Intensive therapy, such as the use of an insulin pump, will improve diabetic control. With this in mind you need to remember that calories previously lost as sugar in the urine are now available for use as energy or stored as fat. When intensive therapy is started and weight gain of 10 pounds or more is noted (and it's not fluid retention often seen with improved diabetic control), your food intake may need to be reconsidered and calories reduced. With a reduction in calories, the insulin dose may also need to be lowered.

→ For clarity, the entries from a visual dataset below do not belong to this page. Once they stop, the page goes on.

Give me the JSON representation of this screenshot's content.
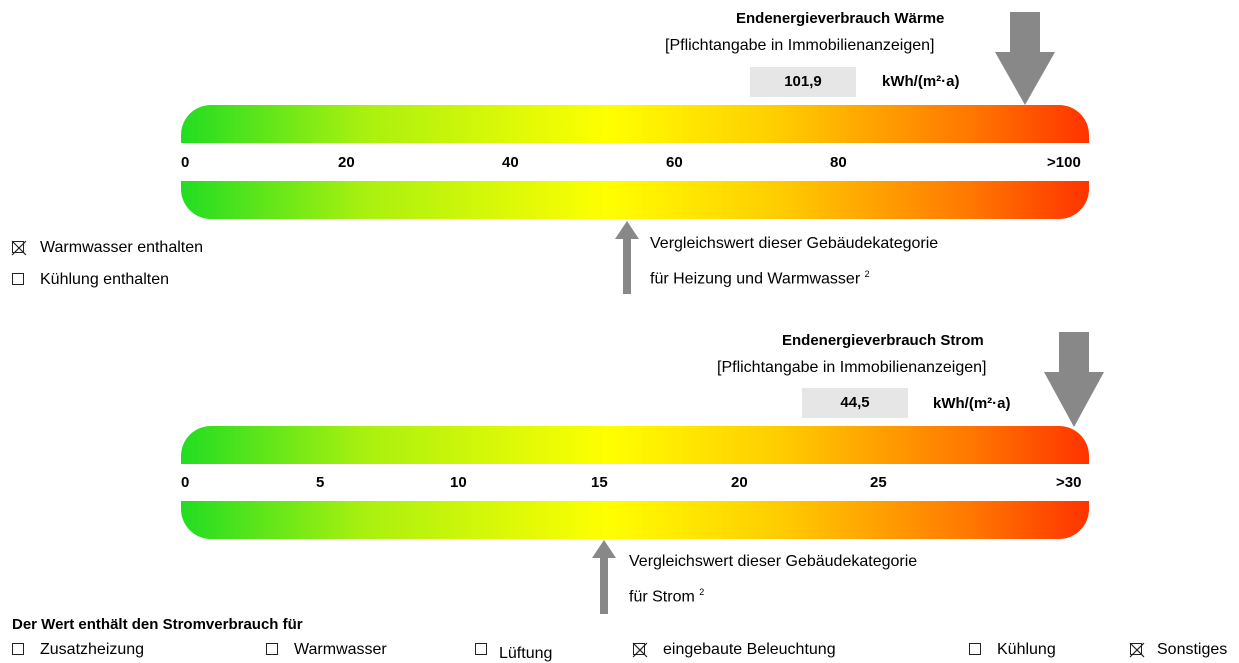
{
  "heat": {
    "title": "Endenergieverbrauch Wärme",
    "subtitle": "[Pflichtangabe in Immobilienanzeigen]",
    "value": "101,9",
    "unit": "kWh/(m²·a)",
    "ticks": [
      "0",
      "20",
      "40",
      "60",
      "80",
      ">100"
    ],
    "comparison_line1": "Vergleichswert dieser Gebäudekategorie",
    "comparison_line2": "für Heizung und Warmwasser",
    "footnote": "2",
    "options": [
      {
        "label": "Warmwasser enthalten",
        "checked": true
      },
      {
        "label": "Kühlung enthalten",
        "checked": false
      }
    ]
  },
  "power": {
    "title": "Endenergieverbrauch Strom",
    "subtitle": "[Pflichtangabe in Immobilienanzeigen]",
    "value": "44,5",
    "unit": "kWh/(m²·a)",
    "ticks": [
      "0",
      "5",
      "10",
      "15",
      "20",
      "25",
      ">30"
    ],
    "comparison_line1": "Vergleichswert dieser Gebäudekategorie",
    "comparison_line2": "für Strom",
    "footnote": "2",
    "includes_heading": "Der Wert enthält den Stromverbrauch für",
    "includes": [
      {
        "label": "Zusatzheizung",
        "checked": false
      },
      {
        "label": "Warmwasser",
        "checked": false
      },
      {
        "label": "Lüftung",
        "checked": false
      },
      {
        "label": "eingebaute Beleuchtung",
        "checked": true
      },
      {
        "label": "Kühlung",
        "checked": false
      },
      {
        "label": "Sonstiges",
        "checked": true
      }
    ]
  },
  "colors": {
    "scale_start": "#22dd22",
    "scale_mid": "#ffff00",
    "scale_end": "#ff3300",
    "arrow": "#888888",
    "value_box": "#e6e6e6"
  }
}
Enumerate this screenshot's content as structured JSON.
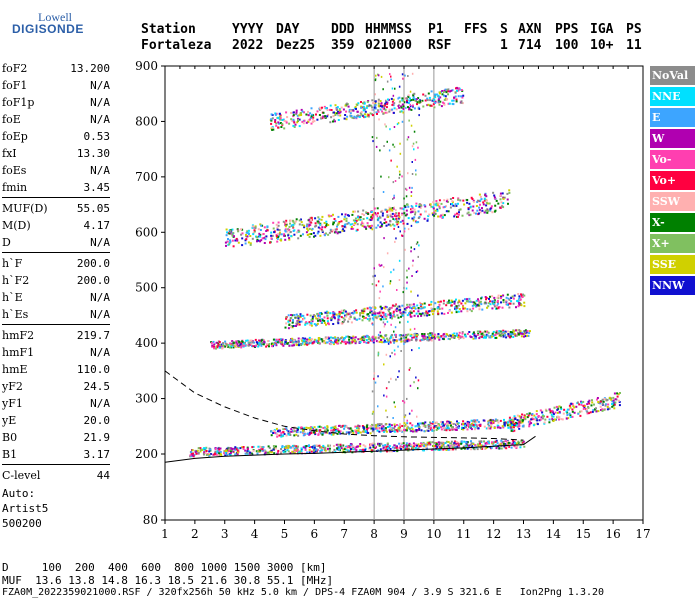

A possibility that may have occurred: if an intensive insulin program has been improperly designed (too much insulin), you might be "eating to feed the insulin." What this means is that the insulin may have been lowering your glucose levels too much and you needed to eat to bring them back up. If this is the case a dose reduction in insulin should help you cut back on your consumption of food.
Whichever the case may be, take time out to discuss your concerns with your diabetes team in order to figure out what is the best approach for you and your diabetes care.